Situations can arise involving premises liability claims for guests or persons present at the house, and coverage generally provides liability protection for ice or unsafe surfaces, dog bites, or falls caused by conditions on the premises. The person bringing the claim is required to prove a breach or failure to exercise the required standard of care – a duty under the circumstances. The standard of care required is usually ordinary care under the circumstances, however each case can present unique situations that could possibly require a heightened standard of care, such as what a careful person would do under the same or similar circumstances.

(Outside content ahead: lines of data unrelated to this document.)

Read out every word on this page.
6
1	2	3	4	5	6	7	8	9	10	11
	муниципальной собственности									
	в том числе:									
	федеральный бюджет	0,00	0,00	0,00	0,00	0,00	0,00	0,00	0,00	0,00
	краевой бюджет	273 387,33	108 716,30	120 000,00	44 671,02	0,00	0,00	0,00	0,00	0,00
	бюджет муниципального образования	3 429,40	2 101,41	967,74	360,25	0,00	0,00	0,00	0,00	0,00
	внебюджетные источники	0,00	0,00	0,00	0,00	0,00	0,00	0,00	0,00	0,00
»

Homeowner’s coverage can apply to situations off of the premises when an insured person is alleged to have behaved negligently by violating a duty. This could involve altercations such as a bar fight, argument at a sports game, road rage incidents, behavior at school, or situations where a personal duty to behave appropriately was not adhered to and caused harm.

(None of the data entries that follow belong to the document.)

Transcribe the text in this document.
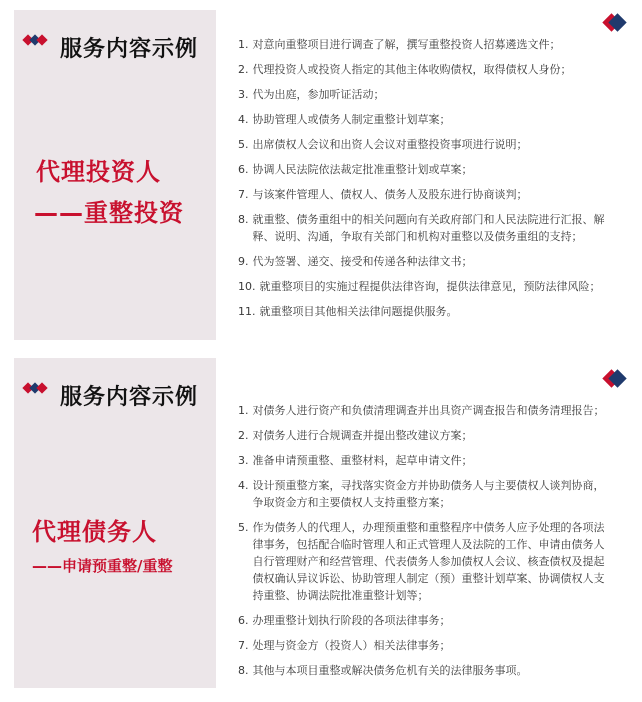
服务内容示例
代理投资人
——重整投资
1. 对意向重整项目进行调查了解，撰写重整投资人招募遴选文件；
2. 代理投资人或投资人指定的其他主体收购债权，取得债权人身份；
3. 代为出庭，参加听证活动；
4. 协助管理人或债务人制定重整计划草案；
5. 出席债权人会议和出资人会议对重整投资事项进行说明；
6. 协调人民法院依法裁定批准重整计划或草案；
7. 与该案件管理人、债权人、债务人及股东进行协商谈判；
8. 就重整、债务重组中的相关问题向有关政府部门和人民法院进行汇报、解释、说明、沟通，争取有关部门和机构对重整以及债务重组的支持；
9. 代为签署、递交、接受和传递各种法律文书；
10. 就重整项目的实施过程提供法律咨询，提供法律意见，预防法律风险；
11. 就重整项目其他相关法律问题提供服务。
服务内容示例
代理债务人
——申请预重整/重整
1. 对债务人进行资产和负债清理调查并出具资产调查报告和债务清理报告；
2. 对债务人进行合规调查并提出整改建议方案；
3. 准备申请预重整、重整材料，起草申请文件；
4. 设计预重整方案，寻找落实资金方并协助债务人与主要债权人谈判协商，争取资金方和主要债权人支持重整方案；
5. 作为债务人的代理人，办理预重整和重整程序中债务人应予处理的各项法律事务，包括配合临时管理人和正式管理人及法院的工作、申请由债务人自行管理财产和经营管理、代表债务人参加债权人会议、核查债权及提起债权确认异议诉讼、协助管理人制定（预）重整计划草案、协调债权人支持重整、协调法院批准重整计划等；
6. 办理重整计划执行阶段的各项法律事务；
7. 处理与资金方（投资人）相关法律事务；
8. 其他与本项目重整或解决债务危机有关的法律服务事项。
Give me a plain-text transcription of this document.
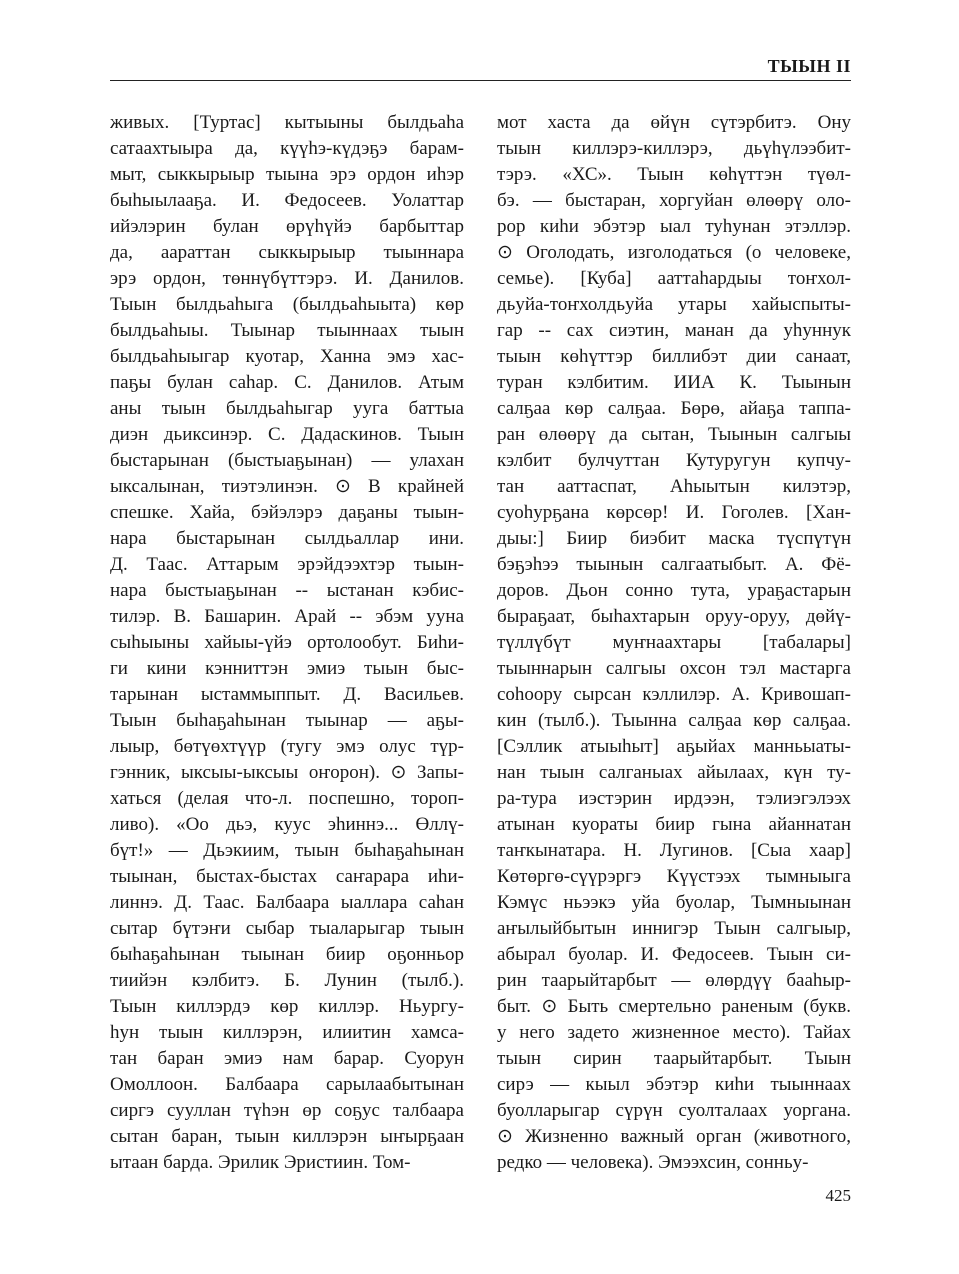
ТЫЫН II
живых. [Туртас] кытыыны былдьаһа
сатаахтыыра да, күүһэ-күдэҕэ барам-
мыт, сыккырыыр тыына эрэ ордон иһэр
быһыылааҕа. И. Федосеев. Уолаттар
ийэлэрин булан өрүһүйэ барбыттар
да, аараттан сыккырыыр тыыннара
эрэ ордон, төннүбүттэрэ. И. Данилов.
Тыын былдьаһыга (былдьаһыыта) көр
былдьаһыы. Тыынар тыыннаах тыын
былдьаһыыгар куотар, Ханна эмэ хас-
паҕы булан саһар. С. Данилов. Атым
аны тыын былдьаһыгар ууга баттыа
диэн дьиксинэр. С. Дадаскинов. Тыын
быстарынан (быстыаҕынан) — улахан
ыксалынан, тиэтэлинэн. ⊙ В крайней
спешке. Хайа, бэйэлэрэ даҕаны тыын-
нара быстарынан сылдьаллар ини.
Д. Таас. Аттарым эрэйдээхтэр тыын-
нара быстыаҕынан -- ыстанан кэбис-
тилэр. В. Башарин. Арай -- эбэм ууна
сыһыыны хайыы-үйэ ортолообут. Биһи-
ги кини кэнниттэн эмиэ тыын быс-
тарынан ыстаммыппыт. Д. Васильев.
Тыын быһаҕаһынан тыынар — аҕы-
лыыр, бөтүөхтүүр (тугу эмэ олус түр-
гэнник, ыксыы-ыксыы оҥорон). ⊙ Запы-
хаться (делая что-л. поспешно, тороп-
ливо). «Оо дьэ, кууc эһиннэ... Өллү-
бүт!» — Дьэкиим, тыын быһаҕаһынан
тыынан, быстах-быстах саҥарара иһи-
линнэ. Д. Таас. Балбаара ыаллара саһан
сытар бүтэҥи сыбар тыаларыгар тыын
быһаҕаһынан тыынан биир оҕонньор
тиийэн кэлбитэ. Б. Лунин (тылб.).
Тыын киллэрдэ көр киллэр. Ньургу-
һун тыын киллэрэн, илиитин хамса-
тан баран эмиэ нам барар. Суорун
Омоллоон. Балбаара сарылаабытынан
сиргэ сууллан түһэн өр соҕус талбаара
сытан баран, тыын киллэрэн ыҥырҕаан
ытаан барда. Эрилик Эристиин. Том-
мот хаста да өйүн сүтэрбитэ. Ону
тыын киллэрэ-киллэрэ, дьүһүлээбит-
тэрэ. «ХС». Тыын көһүттэн түөл-
бэ. — быстаран, хоргуйан өлөөрү оло-
рор киһи эбэтэр ыал туһунан этэллэр.
⊙ Оголодать, изголодаться (о человеке,
семье). [Куба] ааттаһардыы тоҥхол-
дьуйа-тоҥхолдьуйа утары хайыспыты-
гар -- сах сиэтин, манан да уһуннук
тыын көһүттэр биллибэт дии санаат,
туран кэлбитим. ИИА К. Тыынын
салҕаа көр салҕаа. Бөрө, айаҕа таппа-
ран өлөөрү да сытан, Тыынын салгыы
кэлбит булчуттан Кутуругун купчу-
тан ааттаспат, Аһыытын килэтэр,
суоһурҕана көрсөр! И. Гоголев. [Хан-
дыы:] Биир биэбит маска түспүтүн
бэҕэһээ тыынын салгаатыбыт. А. Фё-
доров. Дьон сонно тута, ураҕастарын
быраҕаат, быһахтарын оруу-оруу, дөйү-
түллүбүт муҥнаахтары [табалары]
тыыннарын салгыы охсон тэл мастарга
соһоору сырсан кэллилэр. А. Кривошап-
кин (тылб.). Тыынна салҕаа көр салҕаа.
[Сэллик атыыһыт] аҕыйах манньыаты-
нан тыын салганыах айылаах, күн ту-
ра-тура иэстэрин ирдээн, тэлиэгэлээх
атынан куораты биир гына айаннатан
таҥкынатара. Н. Лугинов. [Сыа хаар]
Көтөргө-сүүрэргэ Күүстээх тымныыга
Кэмүс ньээкэ уйа буолар, Тымныынан
аҥылыйбытын иннигэр Тыын салгыыр,
абырал буолар. И. Федосеев. Тыын си-
рин таарыйтарбыт — өлөрдүү бааһыр-
быт. ⊙ Быть смертельно раненым (букв.
у него задето жизненное место). Тайах
тыын сирин таарыйтарбыт. Тыын
сирэ — кыыл эбэтэр киһи тыыннаах
буолларыгар сүрүн суолталаах уоргана.
⊙ Жизненно важный орган (животного,
редко — человека). Эмээхсин, сонньу-
425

Firing a gun in a negligent fashion, and not intentionally, could result in a claim made where it is alleged the bullet/projectile caused damage. This could be damage to a house, or possibly to a person standing behind brush or an enclosure where they were not seen by the shooter.
Conduct which is intentional, where an insured person acts in a way that caused the result, is generally excluded from coverage. There could, however, be variations where coverage would be triggered, such as a situation where it is alleged a parent entrusted a vehicle or weapon to a minor, or a person who is incompetent to manage and use the item appropriately under the circumstances.
Common situations do arise where the benefit of homeowner’s insurance is illustrated. Running (on foot) into a lane of traffic to retrieve something that fell on the roadway, causing cars to stop and slow, where one of the slowing vehicles is struck by a vehicle from behind, may result in a claim against the pedestrian (insured) for running into a lane of traffic when it is unsafe to do so.
Lost or stolen items also fall within homeowner’s coverage, and it is always helpful to have a video or listing of property. Most policies have limits for cash or other valuables and, depending on the policy, coverage may be provided for replacement value.
In the event there is a fire, many policies will provide coverage for an alternate dwelling for a certain time period (usually from 60 days to 6 months). The alternate dwelling is usually one that is similar to the dwelling which is insured.
Although some people consider cancelling homeowner’s insurance once the mortgage on their home is paid off, this can be an expensive proposition in a situation where a claim is made which could result in a judgment lien being placed against the property. While seemingly expensive (for a sum of $1,000-$3,000), homeowner’s coverage is a valuable resource providing protection to the insureds as well as their primary dwelling. Many insurance companies will consider providing an umbrella policy in connection with the homeowner’s policy that could provide an extra level of coverage.
Homeowner’s insurance is a valuable asset, providing peace of mind and protection of not only the homestead, but also to the persons insured under the policy.